Inhaltlich liefern BETWEEN THE BURIED AND ME eine dezent an "The Truman Show" erinnernde Dystopie; knapp zusammengefasst folgt "Automata" einem Protagonisten, dessen Träume von einem Medienkonzern als Entertainment ausgestrahlt werden. Der Protagonist weiß davon nichts und hät seine Träume für real. Passend zu diesem düsteren Zukunftsszenario eröffnet "Condemned To The Gallows" das Album entsprechend schwermütig, baut sich mit sphärischen Keyboards und frickeligen Gitarren langsam auf, verfällt zur Mitte hin in todesbleierne Raserei und klingt zum Ende hin fast schon hoffnungsvoll melodisch aus. "House Organ" verwandelt sich in nur 3:40 Minuten fließend von einem Industrial-lastigen Stampfer in eine Pianoballade, klingt mit hypnotischem Alternative Rock aus und zeigt, dass ein abwechslungsreicher Song nicht zwingend eine lange Spielzeit voraussetzt.

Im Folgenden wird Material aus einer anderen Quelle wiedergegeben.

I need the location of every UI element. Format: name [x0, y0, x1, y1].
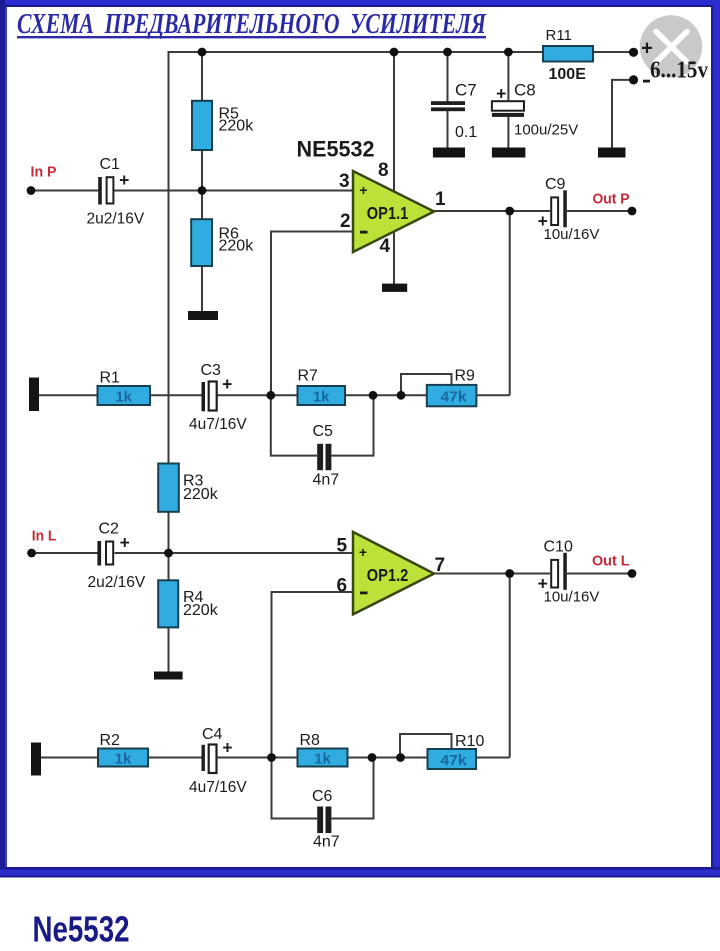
resistor R9 — [427, 385, 477, 406]
svg-text:C10: C10 — [544, 539, 573, 556]
svg-text:1k: 1k — [115, 751, 132, 768]
svg-text:C1: C1 — [100, 156, 121, 173]
svg-text:Ne5532: Ne5532 — [33, 909, 130, 950]
node OP1.1 feedback junction — [505, 207, 514, 216]
svg-text:2: 2 — [340, 211, 351, 232]
wire pin 2 loop to C3/R7 node — [271, 232, 353, 396]
node rail-C7 junction — [443, 48, 452, 57]
label C1 value — [87, 156, 145, 228]
close button — [640, 15, 702, 77]
resistor R1 — [98, 386, 151, 406]
svg-text:4n7: 4n7 — [313, 834, 340, 851]
frame left — [0, 0, 5, 877]
wire C8 branch upper — [507, 52, 509, 102]
capacitor C10 — [538, 553, 567, 594]
svg-text:4n7: 4n7 — [313, 472, 340, 489]
wire pin 6 loop to C4/R8 node — [272, 592, 354, 758]
svg-text:+: + — [359, 544, 367, 560]
capacitor C4 — [202, 737, 233, 773]
label C5 value — [313, 423, 340, 489]
svg-text:4u7/16V: 4u7/16V — [189, 416, 247, 433]
resistor R6 — [191, 219, 212, 266]
svg-text:+: + — [222, 737, 232, 757]
wire output OP1.2 to C10 — [434, 573, 550, 575]
frame bottom — [0, 867, 720, 870]
frame right — [711, 7, 713, 867]
wire C8 branch lower — [507, 117, 509, 149]
node R3-R4 bias junction — [164, 549, 173, 558]
svg-text:OP1.1: OP1.1 — [367, 203, 409, 223]
svg-text:220k: 220k — [219, 118, 255, 135]
label minus terminal — [643, 80, 650, 83]
wire minus terminal branch — [612, 80, 630, 148]
node Out P terminal — [628, 207, 637, 216]
svg-text:In L: In L — [32, 527, 57, 544]
capacitor C3 — [202, 374, 233, 411]
wire C6 loop right — [332, 758, 374, 819]
svg-text:2u2/16V: 2u2/16V — [88, 574, 146, 591]
wire In P row C1 to pin 3 — [114, 190, 353, 192]
resistor R5 — [192, 101, 212, 150]
ground under R6 — [188, 311, 218, 320]
svg-text:C8: C8 — [514, 81, 536, 100]
label C7 value — [455, 81, 477, 142]
svg-text:R11: R11 — [546, 27, 572, 44]
svg-text:2u2/16V: 2u2/16V — [87, 211, 145, 228]
svg-text:In P: In P — [31, 164, 57, 181]
node R7-R9 junction b — [397, 391, 406, 400]
wire R1 row left of C3 — [39, 394, 202, 396]
node In P terminal — [27, 186, 36, 195]
capacitor C1 — [98, 170, 129, 205]
label R4 value — [183, 589, 219, 619]
label C2 value — [88, 521, 146, 592]
resistor R2 — [98, 749, 148, 768]
node minus supply terminal — [629, 75, 638, 84]
svg-text:1k: 1k — [313, 389, 330, 406]
ground under R4 — [154, 672, 183, 680]
node C3-R7 junction — [266, 391, 275, 400]
capacitor C2 — [97, 533, 130, 566]
label C8 value — [514, 81, 578, 139]
title СХЕМА ПРЕДВАРИТЕЛЬНОГО УСИЛИТЕЛЯ — [17, 8, 487, 40]
wire In L row left of C2 — [32, 552, 98, 554]
input terminal bar right channel — [29, 378, 39, 412]
node rail-C8 junction — [504, 48, 513, 57]
node rail-R5 junction — [198, 48, 207, 57]
wire feedback vertical OP1.2 — [509, 574, 511, 758]
wire R2 row C4 to feedback column — [217, 757, 510, 759]
wire C7 branch lower — [447, 111, 449, 149]
label C9 value — [544, 176, 600, 243]
svg-text:R10: R10 — [455, 733, 484, 750]
wire R1 row C3 to feedback column — [217, 394, 510, 396]
label C4 value — [189, 726, 247, 796]
resistor R4 — [158, 580, 178, 627]
node R8-R10 junction b — [396, 753, 405, 762]
node R7-R9 junction a — [369, 391, 378, 400]
wire C9 to Out P — [567, 210, 632, 212]
svg-text:C2: C2 — [99, 521, 120, 538]
node OP1.2 feedback junction — [505, 569, 514, 578]
wire In P row left of C1 — [31, 190, 99, 192]
svg-text:+: + — [119, 170, 129, 190]
svg-text:3: 3 — [339, 171, 350, 192]
svg-text:100u/25V: 100u/25V — [514, 122, 578, 139]
ground under pin 4 — [382, 284, 407, 292]
svg-text:220k: 220k — [183, 602, 219, 619]
svg-text:7: 7 — [435, 555, 446, 576]
svg-text:0.1: 0.1 — [455, 124, 477, 141]
svg-text:NE5532: NE5532 — [297, 137, 375, 162]
node In L terminal — [27, 549, 36, 558]
svg-text:Out L: Out L — [592, 553, 630, 570]
svg-text:C6: C6 — [312, 788, 333, 805]
node Out L terminal — [628, 569, 637, 578]
svg-text:C4: C4 — [202, 726, 223, 743]
wire C10 to Out L — [567, 573, 632, 575]
svg-text:6: 6 — [337, 576, 348, 597]
svg-text:220k: 220k — [183, 486, 219, 503]
resistor R11 — [543, 46, 593, 62]
wire R2 row left of C4 — [41, 757, 202, 759]
svg-text:4: 4 — [380, 236, 391, 257]
svg-text:100E: 100E — [549, 66, 587, 83]
svg-text:6...15v: 6...15v — [650, 58, 708, 84]
svg-text:1: 1 — [435, 189, 446, 210]
wire feedback vertical OP1.1 — [509, 211, 511, 395]
ground under C7 — [433, 148, 465, 158]
node R5-R6 bias junction — [198, 186, 207, 195]
wire R9 top loop — [401, 374, 452, 395]
resistor R7 — [298, 386, 346, 406]
capacitor C6 — [317, 807, 331, 834]
svg-text:Out P: Out P — [593, 191, 630, 208]
svg-text:R2: R2 — [100, 732, 121, 749]
ground under minus terminal — [598, 148, 626, 158]
svg-text:СХЕМА ПРЕДВАРИТЕЛЬНОГО УСИЛИ: СХЕМА ПРЕДВАРИТЕЛЬНОГО УСИЛИТЕЛЯ — [17, 8, 487, 40]
svg-text:8: 8 — [378, 160, 389, 181]
resistor R10 — [428, 749, 477, 769]
svg-text:C9: C9 — [545, 176, 566, 193]
svg-text:C5: C5 — [313, 423, 334, 440]
capacitor C7 — [431, 101, 465, 111]
svg-text:47k: 47k — [441, 389, 468, 406]
svg-text:1k: 1k — [314, 751, 331, 768]
svg-text:5: 5 — [337, 535, 348, 556]
label R6 value — [219, 226, 255, 255]
op-amp U2 OP1.2 — [353, 532, 434, 615]
svg-text:220k: 220k — [219, 238, 255, 255]
wire In L row C2 to pin 5 — [115, 552, 354, 554]
wire C6 loop left — [272, 758, 318, 819]
ground under C8 — [492, 148, 526, 158]
svg-text:4u7/16V: 4u7/16V — [189, 779, 247, 796]
svg-text:C3: C3 — [201, 362, 222, 379]
node rail-pin8 junction — [390, 48, 399, 57]
input terminal bar left channel — [31, 743, 41, 776]
op-amp U1 OP1.1 — [353, 171, 434, 252]
wire C7 branch upper — [447, 52, 449, 102]
svg-text:R1: R1 — [100, 370, 121, 387]
label C10 value — [544, 539, 600, 606]
svg-text:47k: 47k — [441, 752, 468, 769]
svg-text:+: + — [641, 38, 653, 60]
label C3 value — [189, 362, 247, 433]
svg-text:R8: R8 — [300, 732, 321, 749]
svg-text:1k: 1k — [115, 389, 132, 406]
svg-text:+: + — [222, 374, 232, 394]
svg-text:C7: C7 — [455, 81, 477, 100]
svg-text:+: + — [120, 533, 130, 553]
wire R10 top loop — [400, 734, 452, 758]
label R5 value — [219, 106, 255, 135]
svg-text:+: + — [359, 182, 367, 198]
capacitor C8 — [492, 84, 524, 117]
wire C5 loop left — [271, 395, 317, 455]
resistor R8 — [298, 749, 348, 768]
wire output OP1.1 to C9 — [434, 210, 550, 212]
svg-text:10u/16V: 10u/16V — [544, 589, 600, 606]
frame top — [0, 0, 720, 5]
capacitor C5 — [317, 444, 331, 470]
wire pin 8 and pin 4 vertical — [393, 52, 395, 284]
label R3 value — [183, 473, 219, 504]
svg-text:10u/16V: 10u/16V — [544, 226, 600, 243]
svg-text:+: + — [496, 84, 506, 104]
capacitor C9 — [538, 190, 567, 231]
node C4-R8 junction — [267, 753, 276, 762]
wire C5 loop right — [332, 395, 374, 455]
svg-text:R9: R9 — [455, 368, 476, 385]
svg-text:OP1.2: OP1.2 — [367, 565, 409, 585]
wire top supply rail — [169, 51, 630, 53]
label C6 value — [312, 788, 340, 851]
node R8-R10 junction a — [368, 753, 377, 762]
resistor R3 — [158, 464, 179, 512]
node plus supply terminal — [629, 48, 638, 57]
wire V+ vertical feeding R3/R4 divider — [168, 51, 170, 672]
wire R5/R6 divider column — [201, 52, 203, 311]
svg-text:R7: R7 — [298, 368, 319, 385]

"Yellow Eyes" kommt einem Roundhouse Kick gleich, der in seinen knapp neun Minuten Ansätze von Death Metal, chaotische Mathcore-Ausbrüche, elektronische Ambient Klänge und erneut kühl stampfenden Industrial tangiert. Danach plätschert das weitestgehend von Klargesang begleitete "Millions" nahezu entspannt, nicht jedoch langweilig dahin, bevor nach dem kurzen Interlude "Gold Distance" mit "Blot" das furiose Finale der ersten Hälfte von "Automata" folgt. Hier ziehen BETWEEN THE BURIED AND ME noch mal alle Register und lassen über wahnwitzige Gitarrenläufe, intensiven Klargesang, Ruhephasen mit gefühlvollem Keyboardeinsatz, gefolgt von hartem Riffstakkato und garstigen Shouts einen Spannungsbogen entstehen, der perfekt zur düsteren Erzählung des übergreifenden Konzeptes passt.

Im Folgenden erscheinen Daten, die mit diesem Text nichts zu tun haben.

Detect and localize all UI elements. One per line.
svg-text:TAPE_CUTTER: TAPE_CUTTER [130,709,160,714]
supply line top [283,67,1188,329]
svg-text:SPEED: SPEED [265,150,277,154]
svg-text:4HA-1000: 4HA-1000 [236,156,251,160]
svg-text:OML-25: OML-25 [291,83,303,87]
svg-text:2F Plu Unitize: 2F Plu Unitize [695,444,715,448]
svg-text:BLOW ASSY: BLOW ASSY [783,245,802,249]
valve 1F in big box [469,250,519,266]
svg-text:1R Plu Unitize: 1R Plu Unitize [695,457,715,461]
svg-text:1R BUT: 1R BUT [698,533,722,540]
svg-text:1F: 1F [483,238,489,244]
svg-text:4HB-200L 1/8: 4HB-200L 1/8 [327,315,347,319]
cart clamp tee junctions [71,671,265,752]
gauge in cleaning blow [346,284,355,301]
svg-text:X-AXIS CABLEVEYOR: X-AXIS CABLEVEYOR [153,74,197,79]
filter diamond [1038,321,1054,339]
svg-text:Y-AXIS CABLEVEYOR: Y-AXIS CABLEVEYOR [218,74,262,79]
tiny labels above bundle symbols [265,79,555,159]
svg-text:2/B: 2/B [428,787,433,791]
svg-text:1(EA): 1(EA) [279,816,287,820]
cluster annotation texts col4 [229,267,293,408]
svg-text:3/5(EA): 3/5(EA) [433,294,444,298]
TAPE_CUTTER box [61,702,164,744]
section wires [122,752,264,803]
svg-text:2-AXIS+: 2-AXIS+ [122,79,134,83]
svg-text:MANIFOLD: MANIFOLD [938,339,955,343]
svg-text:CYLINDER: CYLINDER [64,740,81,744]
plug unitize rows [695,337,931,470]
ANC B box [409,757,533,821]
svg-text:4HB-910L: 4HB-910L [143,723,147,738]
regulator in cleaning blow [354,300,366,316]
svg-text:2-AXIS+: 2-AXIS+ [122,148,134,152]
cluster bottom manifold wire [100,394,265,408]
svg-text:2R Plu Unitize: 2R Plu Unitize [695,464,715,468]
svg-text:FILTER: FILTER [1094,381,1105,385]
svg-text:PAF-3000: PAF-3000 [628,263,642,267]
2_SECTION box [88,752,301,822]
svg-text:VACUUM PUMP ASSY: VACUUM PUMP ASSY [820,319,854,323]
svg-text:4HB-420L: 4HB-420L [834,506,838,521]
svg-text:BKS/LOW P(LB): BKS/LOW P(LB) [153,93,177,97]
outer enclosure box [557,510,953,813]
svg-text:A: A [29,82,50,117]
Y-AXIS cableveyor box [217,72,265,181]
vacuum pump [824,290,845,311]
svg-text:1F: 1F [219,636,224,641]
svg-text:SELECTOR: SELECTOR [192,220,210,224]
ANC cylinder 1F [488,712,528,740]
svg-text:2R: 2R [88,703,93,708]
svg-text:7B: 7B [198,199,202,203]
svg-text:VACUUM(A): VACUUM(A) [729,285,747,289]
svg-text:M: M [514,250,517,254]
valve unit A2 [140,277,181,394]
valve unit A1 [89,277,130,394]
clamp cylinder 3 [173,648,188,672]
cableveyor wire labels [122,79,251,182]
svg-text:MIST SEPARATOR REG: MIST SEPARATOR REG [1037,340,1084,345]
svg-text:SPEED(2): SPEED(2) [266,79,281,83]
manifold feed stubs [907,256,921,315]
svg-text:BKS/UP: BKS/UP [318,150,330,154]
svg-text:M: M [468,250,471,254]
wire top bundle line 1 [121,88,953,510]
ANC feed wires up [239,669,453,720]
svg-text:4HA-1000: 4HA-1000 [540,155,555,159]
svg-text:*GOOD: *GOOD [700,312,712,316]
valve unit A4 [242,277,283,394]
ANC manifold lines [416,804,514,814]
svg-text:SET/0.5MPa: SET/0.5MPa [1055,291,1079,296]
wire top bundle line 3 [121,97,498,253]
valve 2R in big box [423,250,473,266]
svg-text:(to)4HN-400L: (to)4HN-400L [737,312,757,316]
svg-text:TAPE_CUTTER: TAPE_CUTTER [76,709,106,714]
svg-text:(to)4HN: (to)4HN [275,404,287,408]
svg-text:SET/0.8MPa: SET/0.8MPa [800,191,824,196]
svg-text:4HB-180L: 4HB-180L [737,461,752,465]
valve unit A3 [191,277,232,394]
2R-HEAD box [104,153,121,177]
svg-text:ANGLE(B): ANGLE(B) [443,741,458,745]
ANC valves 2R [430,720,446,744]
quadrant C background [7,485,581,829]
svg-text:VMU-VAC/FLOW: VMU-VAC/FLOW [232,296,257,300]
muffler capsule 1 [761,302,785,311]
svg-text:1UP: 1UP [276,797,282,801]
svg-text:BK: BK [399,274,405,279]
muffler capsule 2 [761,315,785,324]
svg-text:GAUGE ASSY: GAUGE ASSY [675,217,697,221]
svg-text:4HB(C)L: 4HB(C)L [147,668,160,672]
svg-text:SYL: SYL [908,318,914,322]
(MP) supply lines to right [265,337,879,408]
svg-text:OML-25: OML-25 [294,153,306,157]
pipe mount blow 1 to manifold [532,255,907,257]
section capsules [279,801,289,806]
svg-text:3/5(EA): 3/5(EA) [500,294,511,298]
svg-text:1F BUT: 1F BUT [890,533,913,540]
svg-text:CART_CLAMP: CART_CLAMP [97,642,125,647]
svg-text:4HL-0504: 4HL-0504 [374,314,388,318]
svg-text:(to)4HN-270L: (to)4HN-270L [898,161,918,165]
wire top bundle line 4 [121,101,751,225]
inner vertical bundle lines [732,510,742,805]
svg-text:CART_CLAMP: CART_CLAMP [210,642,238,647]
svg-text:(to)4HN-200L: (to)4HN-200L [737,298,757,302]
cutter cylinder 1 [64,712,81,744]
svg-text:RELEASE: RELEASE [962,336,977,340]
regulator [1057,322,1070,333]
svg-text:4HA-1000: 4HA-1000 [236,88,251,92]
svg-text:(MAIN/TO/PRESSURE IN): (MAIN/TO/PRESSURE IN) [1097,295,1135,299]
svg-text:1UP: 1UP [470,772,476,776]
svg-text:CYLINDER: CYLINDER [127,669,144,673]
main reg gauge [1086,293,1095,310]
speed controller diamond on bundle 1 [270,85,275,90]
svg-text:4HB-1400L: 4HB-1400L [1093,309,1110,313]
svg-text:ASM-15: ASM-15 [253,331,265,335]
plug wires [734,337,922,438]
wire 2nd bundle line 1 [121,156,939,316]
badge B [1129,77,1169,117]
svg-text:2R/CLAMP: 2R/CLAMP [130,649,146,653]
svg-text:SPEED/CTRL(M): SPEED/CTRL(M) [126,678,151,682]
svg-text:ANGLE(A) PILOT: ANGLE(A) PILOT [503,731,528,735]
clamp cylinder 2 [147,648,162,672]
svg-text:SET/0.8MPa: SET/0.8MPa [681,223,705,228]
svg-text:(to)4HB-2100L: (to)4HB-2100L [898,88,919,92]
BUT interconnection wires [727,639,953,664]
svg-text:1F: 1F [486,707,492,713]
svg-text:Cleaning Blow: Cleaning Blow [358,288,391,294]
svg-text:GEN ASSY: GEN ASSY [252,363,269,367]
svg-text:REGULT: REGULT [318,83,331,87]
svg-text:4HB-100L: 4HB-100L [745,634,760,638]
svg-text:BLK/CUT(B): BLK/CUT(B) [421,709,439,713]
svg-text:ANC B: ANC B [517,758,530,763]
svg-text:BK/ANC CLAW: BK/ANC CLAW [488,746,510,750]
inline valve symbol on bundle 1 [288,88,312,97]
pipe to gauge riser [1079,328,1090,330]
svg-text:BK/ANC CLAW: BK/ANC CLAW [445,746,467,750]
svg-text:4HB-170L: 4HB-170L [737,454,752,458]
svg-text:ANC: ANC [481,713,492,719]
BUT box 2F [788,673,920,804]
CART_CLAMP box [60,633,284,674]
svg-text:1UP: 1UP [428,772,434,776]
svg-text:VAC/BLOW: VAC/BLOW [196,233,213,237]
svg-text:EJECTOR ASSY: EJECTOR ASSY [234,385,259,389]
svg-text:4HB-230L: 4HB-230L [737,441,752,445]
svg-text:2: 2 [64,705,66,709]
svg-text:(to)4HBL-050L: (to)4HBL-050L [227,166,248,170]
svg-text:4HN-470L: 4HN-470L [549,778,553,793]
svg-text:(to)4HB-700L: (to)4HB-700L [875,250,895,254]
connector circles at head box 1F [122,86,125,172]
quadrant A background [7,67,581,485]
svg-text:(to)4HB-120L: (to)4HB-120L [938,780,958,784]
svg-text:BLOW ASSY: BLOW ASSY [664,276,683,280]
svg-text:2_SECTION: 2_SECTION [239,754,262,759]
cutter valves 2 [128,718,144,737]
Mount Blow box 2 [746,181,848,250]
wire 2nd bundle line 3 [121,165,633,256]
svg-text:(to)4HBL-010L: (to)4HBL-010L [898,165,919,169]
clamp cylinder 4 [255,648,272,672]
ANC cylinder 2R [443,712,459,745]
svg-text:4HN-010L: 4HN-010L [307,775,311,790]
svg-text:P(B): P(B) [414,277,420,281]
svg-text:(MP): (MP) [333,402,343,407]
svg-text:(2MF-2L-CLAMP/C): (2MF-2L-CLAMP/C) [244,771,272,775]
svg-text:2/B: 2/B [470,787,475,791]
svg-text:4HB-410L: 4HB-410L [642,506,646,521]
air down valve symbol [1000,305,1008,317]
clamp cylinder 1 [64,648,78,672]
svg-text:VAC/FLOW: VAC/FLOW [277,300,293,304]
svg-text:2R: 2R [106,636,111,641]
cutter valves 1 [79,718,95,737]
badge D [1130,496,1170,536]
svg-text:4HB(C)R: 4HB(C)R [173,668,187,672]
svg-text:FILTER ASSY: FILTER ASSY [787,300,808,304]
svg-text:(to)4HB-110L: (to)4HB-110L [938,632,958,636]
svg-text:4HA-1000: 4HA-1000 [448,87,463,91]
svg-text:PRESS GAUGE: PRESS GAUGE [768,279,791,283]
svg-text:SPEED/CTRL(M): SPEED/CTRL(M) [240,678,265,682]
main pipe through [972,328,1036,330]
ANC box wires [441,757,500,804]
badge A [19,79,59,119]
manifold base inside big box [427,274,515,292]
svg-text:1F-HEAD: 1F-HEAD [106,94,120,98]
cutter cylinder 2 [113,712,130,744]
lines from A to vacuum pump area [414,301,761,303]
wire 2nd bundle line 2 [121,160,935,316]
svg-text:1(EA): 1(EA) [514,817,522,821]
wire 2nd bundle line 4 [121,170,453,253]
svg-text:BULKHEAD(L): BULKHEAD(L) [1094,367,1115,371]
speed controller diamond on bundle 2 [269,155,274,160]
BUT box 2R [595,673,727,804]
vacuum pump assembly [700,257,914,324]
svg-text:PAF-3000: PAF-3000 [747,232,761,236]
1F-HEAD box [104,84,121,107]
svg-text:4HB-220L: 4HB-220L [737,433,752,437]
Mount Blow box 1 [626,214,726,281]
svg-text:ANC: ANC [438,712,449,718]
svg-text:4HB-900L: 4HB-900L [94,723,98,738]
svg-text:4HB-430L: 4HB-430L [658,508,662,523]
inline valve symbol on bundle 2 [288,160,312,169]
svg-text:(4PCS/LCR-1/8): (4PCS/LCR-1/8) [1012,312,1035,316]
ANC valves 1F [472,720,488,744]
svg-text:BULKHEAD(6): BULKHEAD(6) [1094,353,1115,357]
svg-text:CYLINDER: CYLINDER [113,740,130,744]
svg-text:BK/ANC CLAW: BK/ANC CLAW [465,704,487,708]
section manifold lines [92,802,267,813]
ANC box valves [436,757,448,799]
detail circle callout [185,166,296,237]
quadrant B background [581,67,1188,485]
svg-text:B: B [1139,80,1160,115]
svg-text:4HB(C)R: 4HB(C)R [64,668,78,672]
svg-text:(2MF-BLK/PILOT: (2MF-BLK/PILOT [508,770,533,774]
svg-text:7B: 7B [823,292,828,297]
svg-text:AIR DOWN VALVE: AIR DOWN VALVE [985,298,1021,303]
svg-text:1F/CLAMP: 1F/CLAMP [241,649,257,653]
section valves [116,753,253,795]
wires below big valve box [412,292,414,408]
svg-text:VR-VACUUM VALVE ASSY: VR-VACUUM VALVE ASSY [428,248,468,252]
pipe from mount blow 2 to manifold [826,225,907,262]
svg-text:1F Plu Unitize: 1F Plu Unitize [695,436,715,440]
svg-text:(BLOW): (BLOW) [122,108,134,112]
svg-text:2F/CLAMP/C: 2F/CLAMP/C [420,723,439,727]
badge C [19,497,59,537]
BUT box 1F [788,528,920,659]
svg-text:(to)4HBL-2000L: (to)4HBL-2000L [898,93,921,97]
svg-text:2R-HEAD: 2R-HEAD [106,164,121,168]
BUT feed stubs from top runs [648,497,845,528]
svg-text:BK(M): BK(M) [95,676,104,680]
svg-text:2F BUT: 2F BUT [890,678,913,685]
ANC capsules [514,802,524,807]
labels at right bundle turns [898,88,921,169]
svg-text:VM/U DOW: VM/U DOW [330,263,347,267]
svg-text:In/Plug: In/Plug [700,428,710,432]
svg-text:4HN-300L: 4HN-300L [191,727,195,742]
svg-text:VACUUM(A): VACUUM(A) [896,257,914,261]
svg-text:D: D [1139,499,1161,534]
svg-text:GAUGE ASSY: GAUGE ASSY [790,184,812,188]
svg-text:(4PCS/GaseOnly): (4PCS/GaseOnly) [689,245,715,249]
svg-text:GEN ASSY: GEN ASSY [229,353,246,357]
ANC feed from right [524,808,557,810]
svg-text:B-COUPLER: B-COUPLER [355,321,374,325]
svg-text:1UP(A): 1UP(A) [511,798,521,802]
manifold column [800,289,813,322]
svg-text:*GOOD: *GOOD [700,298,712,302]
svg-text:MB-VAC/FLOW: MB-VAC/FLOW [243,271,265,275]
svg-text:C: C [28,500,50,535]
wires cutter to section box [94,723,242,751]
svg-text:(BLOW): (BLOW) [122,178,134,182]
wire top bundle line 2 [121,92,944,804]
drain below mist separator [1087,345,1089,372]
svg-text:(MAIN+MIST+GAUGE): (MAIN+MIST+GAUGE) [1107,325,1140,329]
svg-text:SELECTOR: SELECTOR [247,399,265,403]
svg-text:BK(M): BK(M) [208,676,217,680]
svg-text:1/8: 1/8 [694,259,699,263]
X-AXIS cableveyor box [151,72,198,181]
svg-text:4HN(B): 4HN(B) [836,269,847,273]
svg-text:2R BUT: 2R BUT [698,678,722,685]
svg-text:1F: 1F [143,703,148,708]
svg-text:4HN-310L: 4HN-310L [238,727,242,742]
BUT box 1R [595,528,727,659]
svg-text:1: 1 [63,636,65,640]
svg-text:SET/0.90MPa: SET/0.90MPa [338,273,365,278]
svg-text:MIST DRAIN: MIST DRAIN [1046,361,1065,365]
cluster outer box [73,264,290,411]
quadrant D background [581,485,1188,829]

"Automata I" ist ein Album geworden, zu dem man trotz seiner Komplexität problemlos Zugang finden kann. Die dargebotene Musik ist vielschichtig, aber nicht übermäßig verkopft oder gar sperrig; die Atmosphäre düster, aber nicht ohne einen Schimmer von Hoffnung. BETWEEN THE BURIED AND ME spielen damit weiterhin in ihrer ganz eigenen kleinen Liga, in der vor ihrer Auflösung höchstens noch THE DILLINGER ESCAPE den Platz mit ihnen geteilt haben. Nun darf man gespannt sein, ob "Automata II" die Qualität des ersten Teils wird halten können.